You can get new Mini PCs for not much more than a Pi 5, especially if you want an 8GB model, case etc. $150-$200 will get you an okay bottom barrel Intel PC with support for stuff like SATA and M.2 SSDs which are more annoying to have on the Pi.

And $150 is overstating it. Look up ‘n3350 all in one’. Lots of models and retailers selling these atm. Intel must be selling these cpus for a few cents given the price for these complete systems with storage ram, case and power supply is ~$65 even when not on sale.

  • N3350 is nearly ten years old and I suspect a lot of the ultra cheap "new" systems using it are actually using salvaged parts.
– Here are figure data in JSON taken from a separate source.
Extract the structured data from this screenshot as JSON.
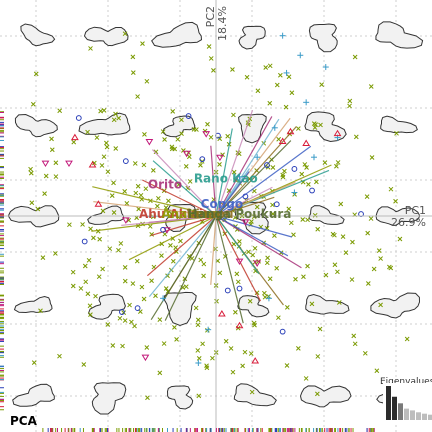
{
  "chart_data": {
    "type": "scatter",
    "title": "PCA",
    "axes": {
      "pc1": {
        "label": "PC1",
        "variance": "26.9%"
      },
      "pc2": {
        "label": "PC2",
        "variance": "18.4%"
      }
    },
    "xlim": [
      -1.0,
      1.0
    ],
    "ylim": [
      -1.0,
      1.0
    ],
    "grid": true,
    "legend": "none",
    "group_labels": [
      {
        "name": "Rano Kao",
        "x": 0.05,
        "y": 0.17,
        "color": "#2a9d8f"
      },
      {
        "name": "Orito",
        "x": -0.26,
        "y": 0.14,
        "color": "#a83279"
      },
      {
        "name": "Congo",
        "x": 0.03,
        "y": 0.04,
        "color": "#3d5fc4"
      },
      {
        "name": "Ahu Akivi",
        "x": -0.23,
        "y": -0.01,
        "color": "#c0392b"
      },
      {
        "name": "Anakena",
        "x": -0.13,
        "y": -0.01,
        "color": "#8f9a00"
      },
      {
        "name": "Vinapu",
        "x": -0.03,
        "y": -0.01,
        "color": "#8c6d1f"
      },
      {
        "name": "Hanga Poukura",
        "x": 0.12,
        "y": -0.01,
        "color": "#556b2f"
      }
    ],
    "series": [
      {
        "name": "Rano Kao",
        "marker": "plus",
        "color": "#3a9bc8",
        "points": [
          [
            0.34,
            0.92
          ],
          [
            0.43,
            0.82
          ],
          [
            0.56,
            0.76
          ],
          [
            0.36,
            0.73
          ],
          [
            0.46,
            0.58
          ],
          [
            0.62,
            0.4
          ],
          [
            0.3,
            0.45
          ],
          [
            0.21,
            0.3
          ],
          [
            -0.27,
            -0.42
          ],
          [
            -0.04,
            -0.58
          ],
          [
            -0.09,
            -0.75
          ],
          [
            0.27,
            -0.42
          ],
          [
            0.4,
            0.12
          ],
          [
            0.12,
            0.2
          ],
          [
            0.5,
            0.3
          ]
        ]
      },
      {
        "name": "Orito",
        "marker": "triangle-down",
        "color": "#c2187a",
        "points": [
          [
            -0.87,
            0.27
          ],
          [
            -0.75,
            0.27
          ],
          [
            -0.34,
            0.38
          ],
          [
            -0.15,
            0.32
          ],
          [
            -0.25,
            -0.07
          ],
          [
            0.12,
            -0.23
          ],
          [
            0.21,
            -0.24
          ],
          [
            -0.36,
            -0.72
          ],
          [
            -0.05,
            0.42
          ],
          [
            0.02,
            0.3
          ],
          [
            -0.46,
            -0.02
          ],
          [
            0.15,
            -0.03
          ]
        ]
      },
      {
        "name": "Congo",
        "marker": "circle",
        "color": "#2a3fb8",
        "points": [
          [
            -0.14,
            0.51
          ],
          [
            -0.7,
            0.5
          ],
          [
            -0.46,
            0.28
          ],
          [
            -0.67,
            -0.13
          ],
          [
            -0.27,
            -0.07
          ],
          [
            -0.48,
            -0.49
          ],
          [
            0.06,
            -0.38
          ],
          [
            0.12,
            -0.37
          ],
          [
            -0.4,
            -0.47
          ],
          [
            0.34,
            -0.59
          ],
          [
            0.49,
            0.13
          ],
          [
            0.74,
            0.01
          ],
          [
            0.01,
            0.41
          ],
          [
            -0.07,
            0.29
          ],
          [
            0.31,
            0.06
          ],
          [
            0.15,
            0.1
          ],
          [
            0.4,
            0.24
          ],
          [
            0.26,
            0.26
          ]
        ]
      },
      {
        "name": "Ahu Akivi",
        "marker": "triangle-up",
        "color": "#d81b3a",
        "points": [
          [
            0.62,
            0.42
          ],
          [
            -0.72,
            0.4
          ],
          [
            -0.6,
            0.06
          ],
          [
            0.38,
            0.43
          ],
          [
            0.03,
            -0.5
          ],
          [
            0.12,
            -0.56
          ],
          [
            0.46,
            0.37
          ],
          [
            0.34,
            0.38
          ],
          [
            0.2,
            -0.74
          ],
          [
            -0.63,
            0.26
          ]
        ]
      }
    ],
    "variables_count": 40,
    "eigenvalues": {
      "label": "Eigenvalues",
      "values": [
        26.9,
        18.4,
        13.2,
        9.0,
        7.6,
        6.1,
        5.0,
        4.2
      ]
    }
  }
}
    • Not exactly salvage, but more like buying in volume from government entities trying to liquidate either actual surplus or fairly new but legally required retired machines. The feds go through the GSA, state and local do their own thing for the most part. It's not unusual to see agencies attempt to sell multiple palettes of computers or just about anything you can imagine for next to nothing. Example: https://www.gsaauctions.gov/auctions/preview/288722

      I personally disliked dealing with federal agencies, but entities as local as a school district can easily have a palette of relatively new machines, sans hard drive, and are far more flexible in payment and how you choose to get it to you. For a brief period I used to rent a truck and do weekly runs from Brooklyn mostly to Maryland and Virginia and Pennsylvania and get back to my one bedroom with 90-120 computers. At the palette level prices can get down to the $10-$20 each machine level (probably higher now due to inflation), hard drives aren't really that expensive either. The biggest headache was shipping but the process is likely far more streamlined today. Of course, it probably would've been even cheaper if I didn't operate out of a tiny 1 BR in Brooklyn and can actually own a vehicle and have reliable parking It's not exactly my tax dollars at work, but effectively it is a sort of subsidized sale at the taxpayer's expense, Intel isn't really selling anything for pennies on the dollar, but pretty much every municipality and county government will, at least at some point.

    • I honestly don’t get it at all considering the sheer volume of these on the market right now. Is there any chance intel would run off an old low cost design that doesn’t compete with the high end just to keep the 14nm fabs busy? It seems like there’s too many on the market for salvage alone to explain it.